Kombes Didik menjelaskan bahwa fokus kerja Operasi Madago Raya tidak hanya mengejar sisa kelompok tersebut, namun melakukan pendekatan dengan seluruh warga yang ada di wilayah operasi agar tidak terpengaruh paham radikalisme.
“Operasi ini menginginkan, empat DPO (daftar pencarian orang) ditangkap hidup atau pun mati, lalu tidak ada lagi paham radikal yang disebar di tengah masyarakat,” ujar Kombes Didik.
Untuk itu, lanjutnya, satgas dibagi menjadi enam tim meliputi bidang intelijen, preemtif, tindakan, penegakan hukum, hubungan masyarakat, dan bantuan.
Harus buktikan janji
Pengamat terorisme dari Institute Agama Islam Negeri Palu, Lukman S. Thahir meminta penanggung jawab operasi Madago Raya Irjen Rudy Sufahriadi menetapi target untuk menangkap sisa MIT sebelum akhir tahun.

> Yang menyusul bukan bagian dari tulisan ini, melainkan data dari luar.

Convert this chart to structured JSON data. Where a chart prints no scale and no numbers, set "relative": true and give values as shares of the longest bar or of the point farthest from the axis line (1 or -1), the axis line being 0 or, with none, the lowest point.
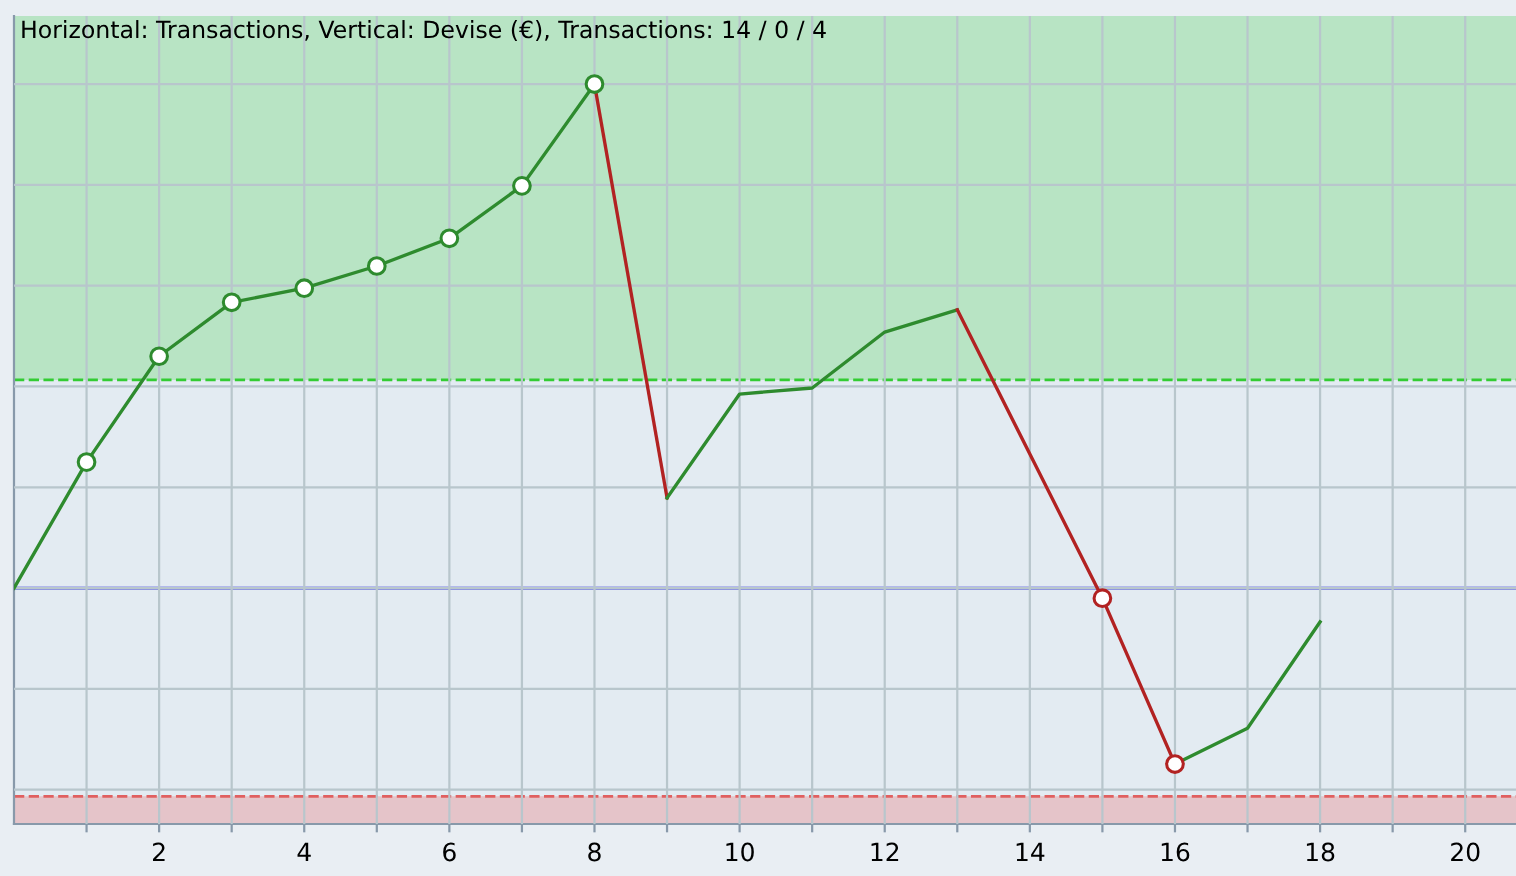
{
  "chart_data": {
    "type": "line",
    "title": "Horizontal: Transactions, Vertical: Devise (€), Transactions: 14 / 0 / 4",
    "relative": true,
    "grid": true,
    "marker": "none",
    "line_style": "solid",
    "xlim": [
      0,
      20.7
    ],
    "xticks": [
      {
        "value": 1,
        "label": null
      },
      2,
      {
        "value": 3,
        "label": null
      },
      4,
      {
        "value": 5,
        "label": null
      },
      6,
      {
        "value": 7,
        "label": null
      },
      8,
      {
        "value": 9,
        "label": null
      },
      10,
      {
        "value": 11,
        "label": null
      },
      12,
      {
        "value": 13,
        "label": null
      },
      14,
      {
        "value": 15,
        "label": null
      },
      16,
      {
        "value": 17,
        "label": null
      },
      18,
      {
        "value": 19,
        "label": null
      },
      20
    ],
    "series": [
      {
        "color": "#2e8b2e",
        "x": [
          0,
          1,
          2,
          3,
          4,
          5,
          6,
          7,
          8
        ],
        "values": [
          0,
          0.25,
          0.46,
          0.567,
          0.595,
          0.639,
          0.694,
          0.798,
          1
        ]
      },
      {
        "color": "#b22222",
        "x": [
          8,
          9
        ],
        "values": [
          1,
          0.179
        ]
      },
      {
        "color": "#2e8b2e",
        "x": [
          9,
          10,
          11,
          12,
          13
        ],
        "values": [
          0.179,
          0.385,
          0.397,
          0.508,
          0.552
        ]
      },
      {
        "color": "#b22222",
        "x": [
          13,
          14,
          15,
          16
        ],
        "values": [
          0.552,
          0.266,
          -0.02,
          -0.349
        ]
      },
      {
        "color": "#2e8b2e",
        "x": [
          16,
          17,
          18
        ],
        "values": [
          -0.349,
          -0.278,
          -0.067
        ]
      },
      {
        "type": "scatter",
        "marker": "circle",
        "x": [
          1,
          2,
          3,
          4,
          5,
          6,
          7,
          8,
          15,
          16
        ],
        "values": [
          0.25,
          0.46,
          0.567,
          0.595,
          0.639,
          0.694,
          0.798,
          1,
          -0.02,
          -0.349
        ],
        "colors": [
          "#2e8b2e",
          "#2e8b2e",
          "#2e8b2e",
          "#2e8b2e",
          "#2e8b2e",
          "#2e8b2e",
          "#2e8b2e",
          "#2e8b2e",
          "#b22222",
          "#b22222"
        ]
      }
    ],
    "ref_lines": [
      {
        "axis": "y",
        "value": 0,
        "color": "#2222dd",
        "line_style": "solid"
      },
      {
        "axis": "y",
        "value": 0.413,
        "color": "#33cc33",
        "line_style": "dashed"
      },
      {
        "axis": "y",
        "value": -0.413,
        "color": "#e06060",
        "line_style": "dashed"
      }
    ],
    "bands": [
      {
        "axis": "y",
        "from": 0.413,
        "to": 1.135,
        "color": "#b8e4c4"
      },
      {
        "axis": "y",
        "from": -0.468,
        "to": -0.413,
        "color": "#e5c4c9"
      }
    ]
  }
}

“Jangan sampai hanya celoteh saja. Komitmen dan target itu harus betul-betul dibuktikan sehingga masyarakat bisa tenang,” tegasnya.
“Warga di wilayah operasi itu hanya butuh kepastian bahwa MIT itu bisa segera diselesaikan. Makanya dengan jumlah personel seperti sekarang ini, jangan sampai gagal lagi,” tandas Lukman.

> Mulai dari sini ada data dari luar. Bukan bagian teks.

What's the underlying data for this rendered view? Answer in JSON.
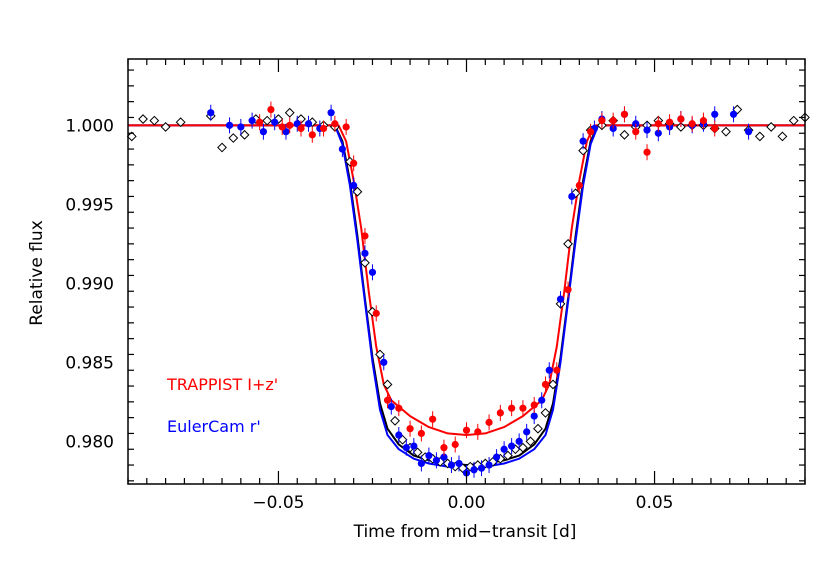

Namun demikian, tidak semuanya mengecam keputusan penambahan personel satgas operasi. Peneliti terorisme Universitas Indonesia, Ridlwan Habib, menilai pelibatan banyak personel juga dimaksudkan untuk pemulihan masyarakat di seputaran wilayah operasi.
“Target utama memang empat (buronan), tapi personel lain yang dilibatkan di sana pasti ada fungsi lain, misalnya memberikan edukasi bahaya radikalisme kepada masyarakat,” ujar Ridlwan kepada BenarNews.
Program yang bisa dilakukan antara lain mendampingi masyarakat yang bermukim di seputaran wilayah operasi, membantu pembangunan sarana prasarana seperti pos keamanan dan tempat-tempat ibadah.
“Saya kira tidak ada masalah pelibatan ribuan personel yang penting jelas tugas dan fungsinya,” kata Ridlwan.
MIT adalah salah satu dari dua kelompok militan di Indonesia yang telah berbaiat kepada organisasi ekstrim Negara Islam Irak dan Suriah (ISIS). Kelompok lainnya adalah Jemaah Ansharut Daulah (JAD), yang berada dibalik sejumlah aksi terorisme di Indonesia sejak 2016.
Dari sidang peradilan atas sejumlah anggotanya yang telah dibekuk, MIT terbukti berada di belakang sejumlah pembunuhan di Poso dan sekitarnya sejak tahun 2012, termasuk dengan cara pemenggalan kepala korban baik itu warga sipil atau aparat keamanan.
Kelompok itu disebut berada dibalik pembunuhan empat petani di Desa Kalemago, Kecamatan Lore Timur, Poso pada 11 Mei lalu. Para korban ditemukan tewas dengan kondisi tubuh penuh luka bekas sabetan senjata tajam, dan salah satunya dipenggal kepalanya.